Nuovi percorsi, la porta Aragonese ritrovata e l'ingresso per i disabili. La “sentinella”, il misterioso castello con le torride segrete, che fu anche sede dell'Inquisizione, riapre le porte dopo più di un anno e mezzo e lo fa con Le Vie dei Tesori

La “sentinella”, il Castrum Inferior, il misterioso castello con le torride segrete, che fu anche sede della Santa Inquisizione.  Il Castello a Mare ne ha viste tante, amato e odiato a dismisura a seconda di chi governava Palermo, almeno fino al 1922 quando fu quasi del tutto demolito tra l'indifferenza dei cittadini. Finalmente riapre le porte, per la prima volta dopo il lockdown: e lo fa con Le Vie dei Tesori, ghiotta occasione prima che venga definitivamente riconsegnato alla città, dal 1 novembre. Sabato prossimo (30 ottobre) dalle 10 alle 17,30 e domenica (31 ottobre) fino alle 12,30, una visita guidata che è una vera immersione nella storia, visto che si attraverserà il sistema dei bastioni, si scoprirà il fossato e si arriverà all'antica porta Aragonese, affacciata sullo spiazzo che un tempo si apriva sul mare. 

Costruito da Roberto Il Guiscardo, il Castello a Mare fu assediato talmente tante volte da riempire annali, nel Trecento fu assalito durante la Guerra del Vespro, poi ospitò il tribunale  cittadino prima che finisse allo Steri; sotto Bianca di Navarra si costruisce il fossato, gli Aragona lo dotano di ulteriori fortificazioni . I vicerè lo amano, ma poi gli preferiscono anch’essi lo Steri. E succederà di nuovo, per il Tribunale della Santa Inquisizione. A fine Cinquecento, lo scoppio di una polveriera uccide diverse persone tra cui il poeta Antonio Veneziano, che era stato incarcerato per avere deriso il vicerè conte d'Olivares. I Borboni lo fortificarono ancora, ma Garibaldi aizzò la popolazione chiedendo la sua distruzione: non gli riuscì, agli inizi del Novecento lo ritroviamo caserma militare; nel 1922 il Governo fascista ordina la sua demolizione a scariche di dinamite per far posto alla nuova Dogana, non servono a nulla gli appelli degli intellettuali, di Ernesto Basile, della Società di Storia patria: il castello viene distrutto, si salveranno  solo la porta Aragonese, il Mastio arabo normanno e la torre cinquecentesca, colpiti poi dalle bombe del ‘43.
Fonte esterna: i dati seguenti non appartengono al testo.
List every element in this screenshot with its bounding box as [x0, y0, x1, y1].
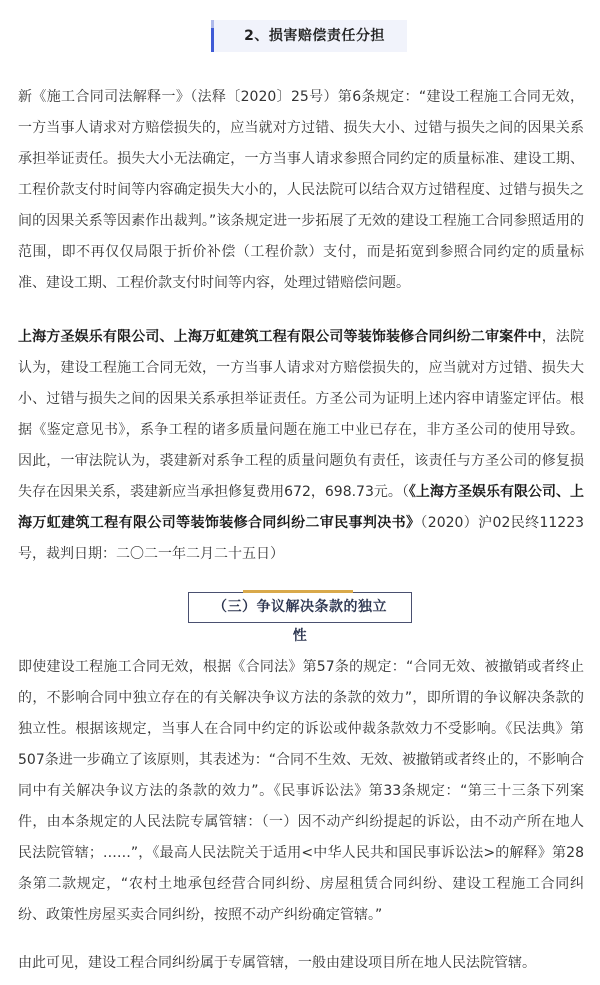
section-heading-2-container [0, 592, 600, 644]
paragraph-2 [18, 322, 584, 570]
paragraph-2-body: ，法院认为，建设工程施工合同无效，一方当事人请求对方赔偿损失的，应当就对方过错、损失大小、过错与损失之间的因果关系承担举证责任。方圣公司为证明上述内容申请鉴定评估。根据《鉴定意见书》，系争工程的诸多质量问题在施工中业已存在，非方圣公司的使用导致。因此，一审法院认为，裘建新对系争工程的质量问题负有责任，该责任与方圣公司的修复损失存在因果关系，裘建新应当承担修复费用672，698.73元。（ [18, 329, 585, 500]
case-title-bold: 上海方圣娱乐有限公司、上海万虹建筑工程有限公司等装饰装修合同纠纷二审案件中 [18, 329, 542, 345]
paragraph-3: 即使建设工程施工合同无效，根据《合同法》第57条的规定：“合同无效、被撤销或者终止的，不影响合同中独立存在的有关解决争议方法的条款的效力”，即所谓的争议解决条款的独立性。根据该规定，当事人在合同中约定的诉讼或仲裁条款效力不受影响。《民法典》第507条进一步确立了该原则，其表述为：“合同不生效、无效、被撤销或者终止的，不影响合同中有关解决争议方法的条款的效力”。《民事诉讼法》第33条规定：“第三十三条下列案件，由本条规定的人民法院专属管辖：（一）因不动产纠纷提起的诉讼，由不动产所在地人民法院管辖；……”，《最高人民法院关于适用<中华人民共和国民事诉讼法>的解释》第28条第二款规定，“农村土地承包经营合同纠纷、房屋租赁合同纠纷、建设工程施工合同纠纷、政策性房屋买卖合同纠纷，按照不动产纠纷确定管辖。” [18, 659, 584, 923]
section-heading-1: 2、损害赔偿责任分担 [211, 20, 407, 52]
paragraph-1: 新《施工合同司法解释一》（法释〔2020〕25号）第6条规定：“建设工程施工合同无效，一方当事人请求对方赔偿损失的，应当就对方过错、损失大小、过错与损失之间的因果关系承担举证责任。损失大小无法确定，一方当事人请求参照合同约定的质量标准、建设工期、工程价款支付时间等内容确定损失大小的，人民法院可以结合双方过错程度、过错与损失之间的因果关系等因素作出裁判。”该条规定进一步拓展了无效的建设工程施工合同参照适用的范围，即不再仅仅局限于折价补偿（工程价款）支付，而是拓宽到参照合同约定的质量标准、建设工期、工程价款支付时间等内容，处理过错赔偿问题。 [18, 89, 584, 291]
section-heading-2 [188, 592, 412, 644]
section-heading-1-container [0, 20, 600, 52]
paragraph-4: 由此可见，建设工程合同纠纷属于专属管辖，一般由建设项目所在地人民法院管辖。 [18, 955, 536, 971]
heading-accent-bar [243, 590, 353, 593]
citation-tail: （2020）沪02民终11223号，裁判日期：二〇二一年二月二十五日） [18, 515, 585, 562]
judgment-citation-bold: 《上海方圣娱乐有限公司、上海万虹建筑工程有限公司等装饰装修合同纠纷二审民事判决书》 [18, 484, 584, 531]
section-heading-2-label: （三）争议解决条款的独立性 [213, 599, 387, 644]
Oggi fanno parte del grande parco archeologico, probabilmente il più ampio di Palermo con il complesso di Maredolce. Il lunghissimo lockdown ha permesso di riscrivere i percorsi. “Abbiamo sistemato i corrimano e le passerelle per i disabili (che a breve potranno accedere anche dal  secondo ingresso sul fronte principale di piazza Tredici Vittime), ma soprattutto abbiamo liberato la porta Aragonese dalla ragnatela dei ponteggi” spiega Caterina Greco,  direttore del Museo Salinas a cui compete la gestione del Castello a Mare. La porta – una delle più antiche della città – ritorna alla luce e permette di immaginare quello che doveva essere l'antico baluardo difensivo sul mare. “E’ un punto fondamentale nella topografia della città – continua la Greco -. L'impegno per i prossimi anni è proprio quello del suo recupero integrale che doterà Palermo non solo di un monumento dal fascino particolare, ma anche della sua musealizzazione con una serie di servizi per i visitatori”.
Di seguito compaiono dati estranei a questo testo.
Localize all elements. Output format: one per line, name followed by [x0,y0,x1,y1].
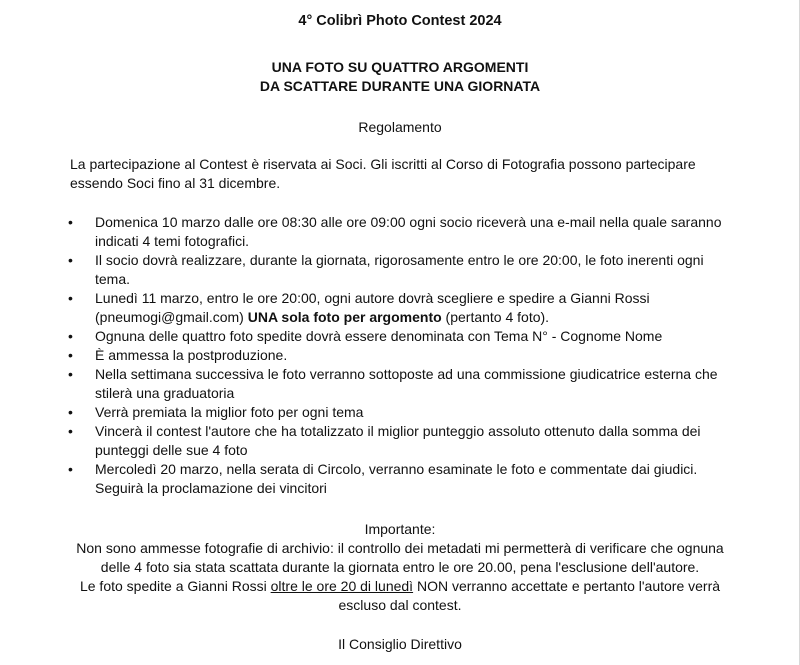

Il Castello a Mare doveva essere veramente imponente, con alte torri di guardia collegate da cortine murarie, che racchiudevano un bagaglio immenso, dotato di chiese (forse una moschea) e cappelle, attorno al complesso principale, oltre al Mastio arabo normanno fuori dall’area archeologica. Gli scavi hanno portato alla luce reperti di epoca musulmana che fanno pensare ad un grande insediamento precedente.  La storia è talmente straordinaria che il Castello, con le chiese della Magione e della Maddalena, Maredolce e la Cuba, è tra i principali candidati ad entrare nell'itinerario della World Heritage List dell'Unesco. 

E in pochi ricorderanno che qui giunsero i due Arieti in bronzo, famosi sin dall'antichità, visto che se ne parla sin dal 1500. Ospiti al castello Maniace di Ortigia, furono regalati nel 1448 da re Alfonso V di Aragona a Giovanni Ventimiglia, marchese di Geraci, come ricompensa per aver soffocato la rivolta siracusana. Il marchese li portò nel suo castello a Castelbuono. Confiscati dal viceré Gaspare de Spes, furono trasportati prima allo Steri, poi al Castello a Mare, dove li vide il Falzello, li disegnò Houel e li descrisse Goethe. Durante i moti del 1848, una delle due statue fu colpita da una cannonata. Ariete, oggi, ne resta uno solo, bellissimo e raro, e fa parte della collezione del Museo Salinas.